School leaders outlined a multi-part implementation plan: an extended late start day on April 7 to begin work with the curriculum, two full professional-development days May 28'29 for Stevenson and Larson teachers provided by the curriculum vendor, embedded coaching from the company paired with district instructional coaching, and ongoing late-start days next year for deeper work. At the end of the first year the district will solicit teacher feedback to identify needed supports and adjustments.

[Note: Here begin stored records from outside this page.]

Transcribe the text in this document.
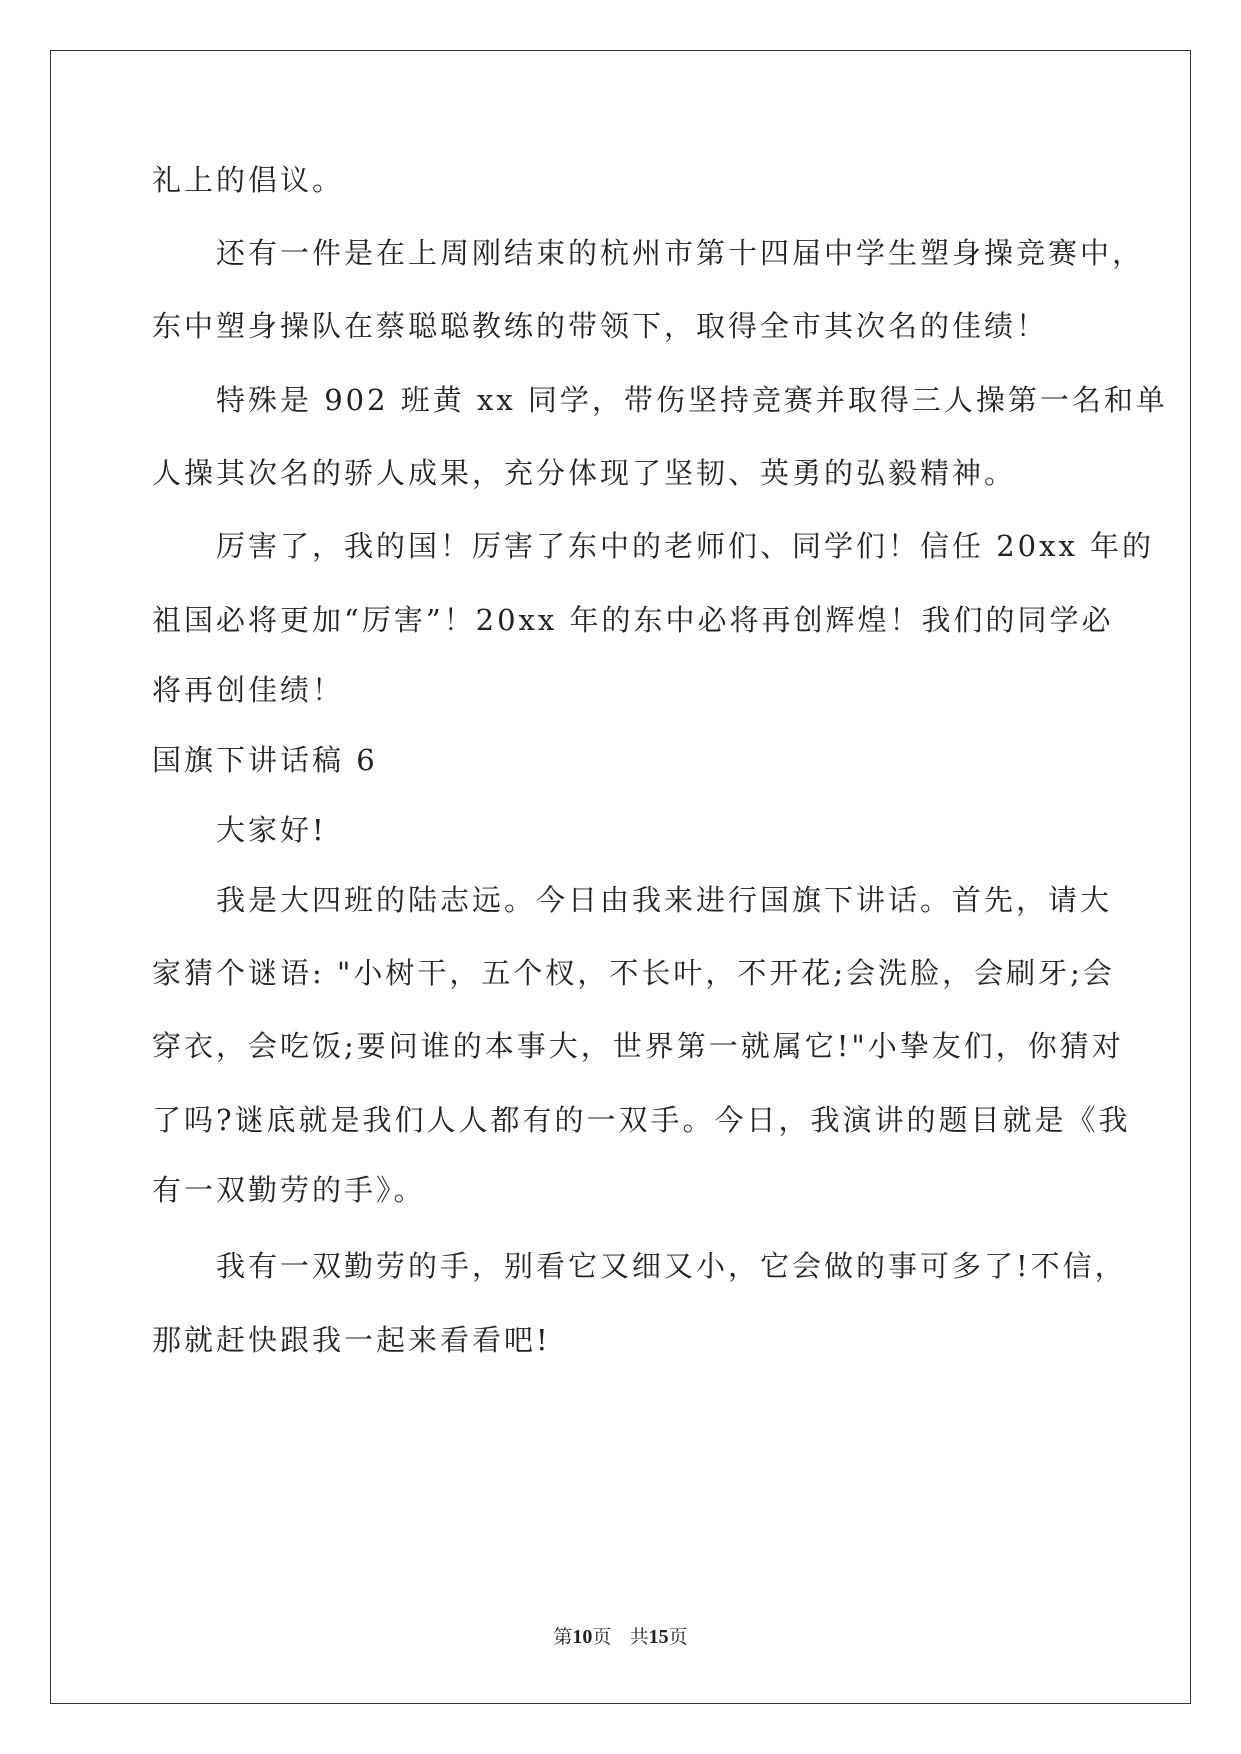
礼上的倡议。
　　还有一件是在上周刚结束的杭州市第十四届中学生塑身操竞赛中，
东中塑身操队在蔡聪聪教练的带领下，取得全市其次名的佳绩！
　　特殊是 902 班黄 xx 同学，带伤坚持竞赛并取得三人操第一名和单
人操其次名的骄人成果，充分体现了坚韧、英勇的弘毅精神。
　　厉害了，我的国！厉害了东中的老师们、同学们！信任 20xx 年的
祖国必将更加“厉害”！20xx 年的东中必将再创辉煌！我们的同学必
将再创佳绩！
国旗下讲话稿 6
　　大家好!
　　我是大四班的陆志远。今日由我来进行国旗下讲话。首先，请大
家猜个谜语: "小树干，五个杈，不长叶，不开花;会洗脸，会刷牙;会
穿衣，会吃饭;要问谁的本事大，世界第一就属它!"小挚友们，你猜对
了吗?谜底就是我们人人都有的一双手。今日，我演讲的题目就是《我
有一双勤劳的手》。
　　我有一双勤劳的手，别看它又细又小，它会做的事可多了!不信，
那就赶快跟我一起来看看吧!
第10页 共15页
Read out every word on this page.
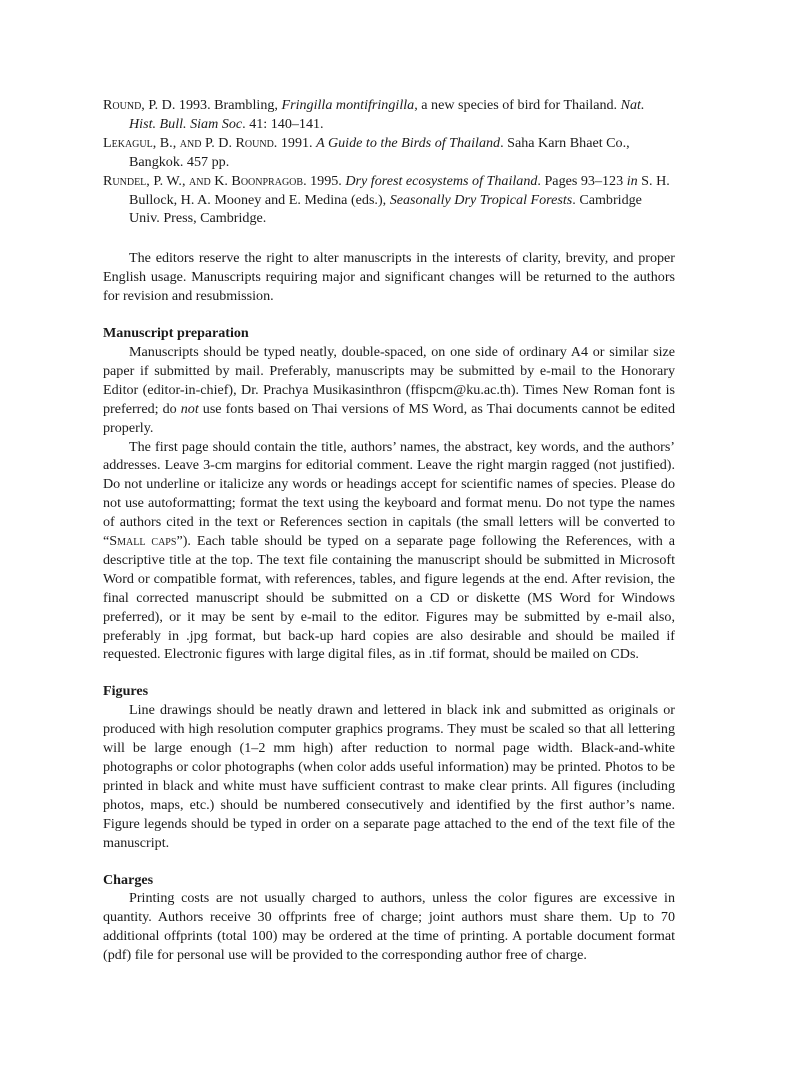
Round, P. D. 1993. Brambling, Fringilla montifringilla, a new species of bird for Thailand. Nat. Hist. Bull. Siam Soc. 41: 140–141.

Lekagul, B., and P. D. Round. 1991. A Guide to the Birds of Thailand. Saha Karn Bhaet Co., Bangkok. 457 pp.

Rundel, P. W., and K. Boonpragob. 1995. Dry forest ecosystems of Thailand. Pages 93–123 in S. H. Bullock, H. A. Mooney and E. Medina (eds.), Seasonally Dry Tropical Forests. Cambridge Univ. Press, Cambridge.

The editors reserve the right to alter manuscripts in the interests of clarity, brevity, and proper English usage. Manuscripts requiring major and significant changes will be returned to the authors for revision and resubmission.

Manuscript preparation

Manuscripts should be typed neatly, double-spaced, on one side of ordinary A4 or similar size paper if submitted by mail. Preferably, manuscripts may be submitted by e-mail to the Honorary Editor (editor-in-chief), Dr. Prachya Musikasinthron (ffispcm@ku.ac.th). Times New Roman font is preferred; do not use fonts based on Thai versions of MS Word, as Thai documents cannot be edited properly.

The first page should contain the title, authors’ names, the abstract, key words, and the authors’ addresses. Leave 3-cm margins for editorial comment. Leave the right margin ragged (not justified). Do not underline or italicize any words or headings accept for scientific names of species. Please do not use autoformatting; format the text using the keyboard and format menu. Do not type the names of authors cited in the text or References section in capitals (the small letters will be converted to “Small caps”). Each table should be typed on a separate page following the References, with a descriptive title at the top. The text file containing the manuscript should be submitted in Microsoft Word or compatible format, with references, tables, and figure legends at the end. After revision, the final corrected manuscript should be submitted on a CD or diskette (MS Word for Windows preferred), or it may be sent by e-mail to the editor. Figures may be submitted by e-mail also, preferably in .jpg format, but back-up hard copies are also desirable and should be mailed if requested. Electronic figures with large digital files, as in .tif format, should be mailed on CDs.

Figures

Line drawings should be neatly drawn and lettered in black ink and submitted as originals or produced with high resolution computer graphics programs. They must be scaled so that all lettering will be large enough (1–2 mm high) after reduction to normal page width. Black-and-white photographs or color photographs (when color adds useful information) may be printed. Photos to be printed in black and white must have sufficient contrast to make clear prints. All figures (including photos, maps, etc.) should be numbered consecutively and identified by the first author’s name. Figure legends should be typed in order on a separate page attached to the end of the text file of the manuscript.

Charges

Printing costs are not usually charged to authors, unless the color figures are excessive in quantity. Authors receive 30 offprints free of charge; joint authors must share them. Up to 70 additional offprints (total 100) may be ordered at the time of printing. A portable document format (pdf) file for personal use will be provided to the corresponding author free of charge.
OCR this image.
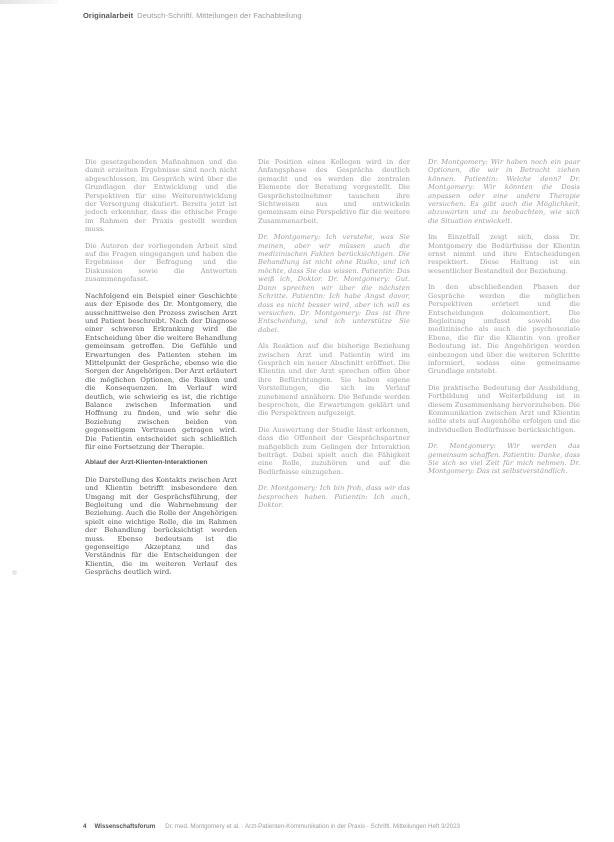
Originalarbeit Deutsch-Schriftl. Mitteilungen der Fachabteilung

Die gesetzgebenden Maßnahmen und die damit erzielten Ergebnisse sind noch nicht abgeschlossen, im Gespräch wird über die Grundlagen der Entwicklung und die Perspektiven für eine Weiterentwicklung der Versorgung diskutiert. Bereits jetzt ist jedoch erkennbar, dass die ethische Frage im Rahmen der Praxis gestellt werden muss.

Die Autoren der vorliegenden Arbeit sind auf die Fragen eingegangen und haben die Ergebnisse der Befragung und die Diskussion sowie die Antworten zusammengefasst.

Nachfolgend ein Beispiel einer Geschichte aus der Episode des Dr. Montgomery, die ausschnittweise den Prozess zwischen Arzt und Patient beschreibt. Nach der Diagnose einer schweren Erkrankung wird die Entscheidung über die weitere Behandlung gemeinsam getroffen. Die Gefühle und Erwartungen des Patienten stehen im Mittelpunkt der Gespräche, ebenso wie die Sorgen der Angehörigen. Der Arzt erläutert die möglichen Optionen, die Risiken und die Konsequenzen. Im Verlauf wird deutlich, wie schwierig es ist, die richtige Balance zwischen Information und Hoffnung zu finden, und wie sehr die Beziehung zwischen beiden von gegenseitigem Vertrauen getragen wird. Die Patientin entscheidet sich schließlich für eine Fortsetzung der Therapie.

Ablauf der Arzt-Klienten-Interaktionen

Die Darstellung des Kontakts zwischen Arzt und Klientin betrifft insbesondere den Umgang mit der Gesprächsführung, der Begleitung und die Wahrnehmung der Beziehung. Auch die Rolle der Angehörigen spielt eine wichtige Rolle, die im Rahmen der Behandlung berücksichtigt werden muss. Ebenso bedeutsam ist die gegenseitige Akzeptanz und das Verständnis für die Entscheidungen der Klientin, die im weiteren Verlauf des Gesprächs deutlich wird.

Die Position eines Kollegen wird in der Anfangsphase des Gesprächs deutlich gemacht und es werden die zentralen Elemente der Beratung vorgestellt. Die Gesprächsteilnehmer tauschen ihre Sichtweisen aus und entwickeln gemeinsam eine Perspektive für die weitere Zusammenarbeit.

Dr. Montgomery: Ich verstehe, was Sie meinen, aber wir müssen auch die medizinischen Fakten berücksichtigen. Die Behandlung ist nicht ohne Risiko, und ich möchte, dass Sie das wissen. Patientin: Das weiß ich, Doktor. Dr. Montgomery: Gut. Dann sprechen wir über die nächsten Schritte. Patientin: Ich habe Angst davor, dass es nicht besser wird, aber ich will es versuchen. Dr. Montgomery: Das ist Ihre Entscheidung, und ich unterstütze Sie dabei.

Als Reaktion auf die bisherige Beziehung zwischen Arzt und Patientin wird im Gespräch ein neuer Abschnitt eröffnet. Die Klientin und der Arzt sprechen offen über ihre Befürchtungen. Sie haben eigene Vorstellungen, die sich im Verlauf zunehmend annähern. Die Befunde werden besprochen, die Erwartungen geklärt und die Perspektiven aufgezeigt.

Die Auswertung der Studie lässt erkennen, dass die Offenheit der Gesprächspartner maßgeblich zum Gelingen der Interaktion beiträgt. Dabei spielt auch die Fähigkeit eine Rolle, zuzuhören und auf die Bedürfnisse einzugehen.

Dr. Montgomery: Ich bin froh, dass wir das besprochen haben. Patientin: Ich auch, Doktor.

Dr. Montgomery: Wir haben noch ein paar Optionen, die wir in Betracht ziehen können. Patientin: Welche denn? Dr. Montgomery: Wir könnten die Dosis anpassen oder eine andere Therapie versuchen. Es gibt auch die Möglichkeit, abzuwarten und zu beobachten, wie sich die Situation entwickelt.

Im Einzelfall zeigt sich, dass Dr. Montgomery die Bedürfnisse der Klientin ernst nimmt und ihre Entscheidungen respektiert. Diese Haltung ist ein wesentlicher Bestandteil der Beziehung.

In den abschließenden Phasen der Gespräche werden die möglichen Perspektiven erörtert und die Entscheidungen dokumentiert. Die Begleitung umfasst sowohl die medizinische als auch die psychosoziale Ebene, die für die Klientin von großer Bedeutung ist. Die Angehörigen werden einbezogen und über die weiteren Schritte informiert, sodass eine gemeinsame Grundlage entsteht.

Die praktische Bedeutung der Ausbildung, Fortbildung und Weiterbildung ist in diesem Zusammenhang hervorzuheben. Die Kommunikation zwischen Arzt und Klientin sollte stets auf Augenhöhe erfolgen und die individuellen Bedürfnisse berücksichtigen.

Dr. Montgomery: Wir werden das gemeinsam schaffen. Patientin: Danke, dass Sie sich so viel Zeit für mich nehmen. Dr. Montgomery: Das ist selbstverständlich.

4 Wissenschaftsforum Dr. med. Montgomery et al. · Arzt-Patienten-Kommunikation in der Praxis · Schriftl. Mitteilungen Heft 3/2023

Board members asked about support for students who transfer into the district midyear and about alignment with sixth-grade instruction. Presenters said Benchmark Advance includes intervention components and most knowledge-building units align to Ohio standards; the district plans to review middle-grade alignment after a year of K'5 implementation and add supports where needed. Presenters repeatedly said teachers would follow the scope and sequence but also exercise professional judgment when students require different pacing or supplemental instruction.

The board did not take a formal vote on a purchase or final adoption of the curriculum during this meeting; the presentation described the recommendation and implementation timeline and the board discussed next steps.

What happens next: staff will implement the planned PD this spring, provide coaching during the first year, and report back with feedback and any requested adjustments after the initial implementation year.